2012年10月4日 No.748

●サバイバー●取材・執筆・写真/名取由恵・本誌編集部

 

民主主義の礎となった

マグナ・カルタって何ですか?


イングランド王ジョン=上の肖像画=が1215年に署名した、マグナカルタ=背景にある文書。

 

マグナ・カルタ(大憲章)といえば、
英国で最も有名な憲法文書だ。
世界史で習ったのを覚えている読者も多いことだろう。
国王も法の上に立つ存在ではないという
重要な原則を確立し、
現在もイングランドの法律の一部になっている。
このマグナ・カルタに署名したのは、
時のイングランド王のジョン。
嫌われぶりでは、英国の歴代王のなかでもトップを争うジョンだが、
今回はマグナ・カルタ誕生の
重要な鍵を握る同王の生涯をふり返りつつ、
マグナ・カルタの役割と意味を探ることにしたい。

 

 

797年前の大事件

 

   そこには、ただ草原が広がっていた。
   ひざ丈ほどの緑に覆われ、ところどころ、黄色や白の小さな花が頼りなげに咲いている。
   空は灰色の雲に覆われ、そこに集うおびただしい数の騎士や兵士たちの穏やかならぬ心を映しているかのようだった。
   馬のいななきと、甲冑の触れ合う音にまじり、時折、巣に戻るところなのか、忙しくさえずる小鳥の声が聞こえる。 
   恐ろしい緊張が辺りを包んでいた。
   ときは1215年6月15日。
   兵士をそれぞれ引き連れた、イングランド王ジョンと、25の諸侯が、ラニーミードと呼ばれる草原で対峙しているのである。
   目的は戦闘ではなかった。
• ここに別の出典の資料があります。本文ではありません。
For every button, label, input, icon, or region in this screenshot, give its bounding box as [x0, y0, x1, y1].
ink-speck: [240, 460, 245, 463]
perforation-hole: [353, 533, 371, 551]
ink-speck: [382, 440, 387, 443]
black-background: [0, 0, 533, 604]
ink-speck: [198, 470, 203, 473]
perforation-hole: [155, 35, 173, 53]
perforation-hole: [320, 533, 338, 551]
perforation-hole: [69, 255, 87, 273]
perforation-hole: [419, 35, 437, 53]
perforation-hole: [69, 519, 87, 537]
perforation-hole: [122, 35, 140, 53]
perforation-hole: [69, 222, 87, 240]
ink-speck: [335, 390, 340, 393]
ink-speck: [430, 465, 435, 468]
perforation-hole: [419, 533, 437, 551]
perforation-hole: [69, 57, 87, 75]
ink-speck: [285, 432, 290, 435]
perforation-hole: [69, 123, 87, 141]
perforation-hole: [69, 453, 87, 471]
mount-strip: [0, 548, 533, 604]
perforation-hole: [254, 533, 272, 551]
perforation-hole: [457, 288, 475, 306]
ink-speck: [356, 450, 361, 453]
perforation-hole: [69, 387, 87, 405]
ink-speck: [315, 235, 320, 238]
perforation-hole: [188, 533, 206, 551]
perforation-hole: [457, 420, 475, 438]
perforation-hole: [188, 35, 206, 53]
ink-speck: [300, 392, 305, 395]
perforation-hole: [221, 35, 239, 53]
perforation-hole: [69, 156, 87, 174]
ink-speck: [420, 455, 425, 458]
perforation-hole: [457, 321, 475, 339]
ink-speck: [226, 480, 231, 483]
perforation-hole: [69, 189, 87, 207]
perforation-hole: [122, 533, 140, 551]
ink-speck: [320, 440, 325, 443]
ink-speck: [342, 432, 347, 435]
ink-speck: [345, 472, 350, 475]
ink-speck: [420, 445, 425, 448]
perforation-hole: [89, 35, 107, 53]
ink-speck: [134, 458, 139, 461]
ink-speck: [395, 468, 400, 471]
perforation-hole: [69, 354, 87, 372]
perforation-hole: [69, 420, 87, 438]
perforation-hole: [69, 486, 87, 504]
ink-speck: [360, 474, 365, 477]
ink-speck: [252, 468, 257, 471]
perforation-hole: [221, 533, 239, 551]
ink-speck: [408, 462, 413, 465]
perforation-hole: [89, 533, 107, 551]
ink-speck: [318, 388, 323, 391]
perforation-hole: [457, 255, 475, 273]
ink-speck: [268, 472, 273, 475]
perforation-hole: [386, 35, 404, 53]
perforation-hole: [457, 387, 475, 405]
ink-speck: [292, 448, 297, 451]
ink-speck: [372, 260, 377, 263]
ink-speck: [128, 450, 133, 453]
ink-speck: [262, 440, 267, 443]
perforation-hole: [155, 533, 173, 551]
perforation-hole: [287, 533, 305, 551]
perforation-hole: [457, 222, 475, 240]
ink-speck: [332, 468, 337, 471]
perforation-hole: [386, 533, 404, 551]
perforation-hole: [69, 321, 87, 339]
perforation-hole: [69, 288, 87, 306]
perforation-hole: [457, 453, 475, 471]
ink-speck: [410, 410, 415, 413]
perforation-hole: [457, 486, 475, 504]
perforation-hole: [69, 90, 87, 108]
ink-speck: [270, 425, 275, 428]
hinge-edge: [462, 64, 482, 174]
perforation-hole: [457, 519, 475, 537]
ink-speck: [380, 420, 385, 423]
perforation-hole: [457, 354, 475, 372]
諸侯らは、ある同意書にジョン王の判を得ようとしており、この同意書こそ、後に「マグナ・カルタ」と呼ばれるものだった。
   「どうして、こんなことになったものか…」
   目の前に揃った25の諸侯たちの顔をうらめしく眺めた後、ジョンは、大きなため息をつきながら思わずその半生をふり返らずにはいられなかった。
   イングランド王ジョンは『失地王(John Lackland)』の別名でも知られる。フランスとの戦いに敗れ、ノルマンディをはじめとし、イングランドがヨーロッパに保持していた領地の大部分を失うといった度重なる失政の末、イングランドの諸侯の反乱にあって、マグナ・カルタの署名に追い込まれるなど、ダメ王として悪名高い。また、伝承「ロビン・フッド」では悪役として描かれている。『失地王』、あるいは『欠地王』という不名誉なあだ名をつけられたジョンは、いかにしてイングランド王になったのか。